If people are disposed to be narrowminded, I don't think that technology is to blame for that personality trait. Nor would the lack of it make them any more enlightened. In the past people would perhaps polarize to prefer one paper or another, depending on their political standpoint. As much as mainstream politics doesn't recongnise it, perhaps the media just doesn't see that there isn't such a thing as a 'labour viewer/reader' or a 'Tory viewer/reader'.

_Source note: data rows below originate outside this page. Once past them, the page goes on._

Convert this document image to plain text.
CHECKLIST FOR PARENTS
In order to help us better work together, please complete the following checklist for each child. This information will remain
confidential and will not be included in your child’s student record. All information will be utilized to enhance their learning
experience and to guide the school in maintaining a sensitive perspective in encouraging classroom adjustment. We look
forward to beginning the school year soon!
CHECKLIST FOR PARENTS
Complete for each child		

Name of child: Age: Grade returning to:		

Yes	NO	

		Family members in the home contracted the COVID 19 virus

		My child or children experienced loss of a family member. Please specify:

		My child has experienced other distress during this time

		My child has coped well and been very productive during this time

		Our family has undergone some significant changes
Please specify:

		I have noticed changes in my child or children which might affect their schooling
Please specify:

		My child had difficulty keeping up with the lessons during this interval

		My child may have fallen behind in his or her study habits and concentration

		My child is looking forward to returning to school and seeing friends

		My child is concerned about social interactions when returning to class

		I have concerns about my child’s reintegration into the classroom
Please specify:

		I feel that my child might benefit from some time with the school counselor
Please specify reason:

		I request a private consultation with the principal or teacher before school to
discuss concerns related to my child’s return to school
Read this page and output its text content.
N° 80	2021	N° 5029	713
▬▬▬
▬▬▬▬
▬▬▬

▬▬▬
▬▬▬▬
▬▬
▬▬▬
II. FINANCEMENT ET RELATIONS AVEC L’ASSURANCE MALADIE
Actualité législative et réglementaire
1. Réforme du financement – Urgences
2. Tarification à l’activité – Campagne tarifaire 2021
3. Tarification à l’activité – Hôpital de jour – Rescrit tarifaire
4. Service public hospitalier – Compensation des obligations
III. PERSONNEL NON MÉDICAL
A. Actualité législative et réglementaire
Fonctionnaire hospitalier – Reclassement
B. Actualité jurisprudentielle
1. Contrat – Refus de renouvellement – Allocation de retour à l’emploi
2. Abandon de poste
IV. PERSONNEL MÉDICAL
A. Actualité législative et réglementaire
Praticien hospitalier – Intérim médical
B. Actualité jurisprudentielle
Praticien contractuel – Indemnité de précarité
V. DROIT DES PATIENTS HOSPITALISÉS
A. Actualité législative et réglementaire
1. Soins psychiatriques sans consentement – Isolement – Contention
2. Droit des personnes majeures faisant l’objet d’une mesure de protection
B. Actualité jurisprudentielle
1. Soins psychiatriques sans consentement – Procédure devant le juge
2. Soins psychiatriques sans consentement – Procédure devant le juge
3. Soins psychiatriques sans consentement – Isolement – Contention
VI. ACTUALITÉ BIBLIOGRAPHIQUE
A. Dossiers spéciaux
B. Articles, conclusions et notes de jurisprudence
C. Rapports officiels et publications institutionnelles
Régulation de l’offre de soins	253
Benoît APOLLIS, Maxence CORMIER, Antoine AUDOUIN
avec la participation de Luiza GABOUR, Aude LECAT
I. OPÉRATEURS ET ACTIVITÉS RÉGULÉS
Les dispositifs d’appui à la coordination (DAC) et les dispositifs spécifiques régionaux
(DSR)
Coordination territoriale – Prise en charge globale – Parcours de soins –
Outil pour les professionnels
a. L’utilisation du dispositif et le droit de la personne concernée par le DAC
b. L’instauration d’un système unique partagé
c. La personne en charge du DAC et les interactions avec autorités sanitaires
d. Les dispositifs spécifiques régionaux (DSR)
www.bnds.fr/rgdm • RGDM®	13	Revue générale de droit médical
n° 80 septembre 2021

Have we all discovered that we are not that different, and this is why politics seems to inhabit this grey mish-mash middle-ground ? Is it really for the publisher of any content to try and decided what I do or don't get to read or view ? Surely that's some sort of censorship, which is as unacceptable as it is unaccountable. In reality of course, what you print or show can influence opinion, if it didn't no one would spend money on advertising. Surely people need to take some personal responsibility to have an open minded view on things and not just trust one source. That is one of the beauties of the 'Citizen reporter' model. There's no censor. (There's also no editor making sure it's relevant or acceptable, or interesting. Editing is just a light version of censorship - right ?).

I've never heard someone say, 'I prefer Google to Yahoo, because that Google content is sooooo right/left wing'. They may say they prefer one or the other because of the page layout, and the responsiveness of the content. Maybe this means that instead of cheating ourselves into schoolyard style political camps, we are actually just reading the content, and judging the content on, well... the content ?

There are popularist online sources of information, and those that offer a more reasoned, rational, thought out view. This isn't something new, the printed and visual media are full of examples of both schools of thought. Always the quick and easy headline/byline/link.

There's lots of hot air about 'who controls the content'. There is, I suppose some validity to this in some areas, Apple for example are rather draconian about their content control and access to their soft and hardware. Having said that, you can still google, or yahoo search (or bing) from an iPhone. There are some programs or aps that you will never be able to get on an iPhone or iPod, but there are some things you will never see on BBC1, but that you may find on Channel 4. Does anyone only really every watch only one channel on TV ? No. They don't.

Maybe the reality lies somewhere in that media consumption and publishing is evolving as we get more used to these new technologies. What's different, is that it is the public that are leading the change, creating the groundswell. It's starting the other way around. Radio, TV & printed press, but the very nature of their respective technologies had to be driven into existence.

As for this supposed point about it doing scores of 'quality' journalists out of a job.. who is it that defines they are of quality ? If themselves, well, self praise really doesn't form any sort of recommendation. There are also scores of journalists, papers and TV channels that will propagate any old rubbish, accurate, true or otherwise that won't be missed. So if they are put out of a job by similar individuals that aren't professionals, at least we can comfort ourselves with the fact that we are not indirectly paying them for their .... rubbish.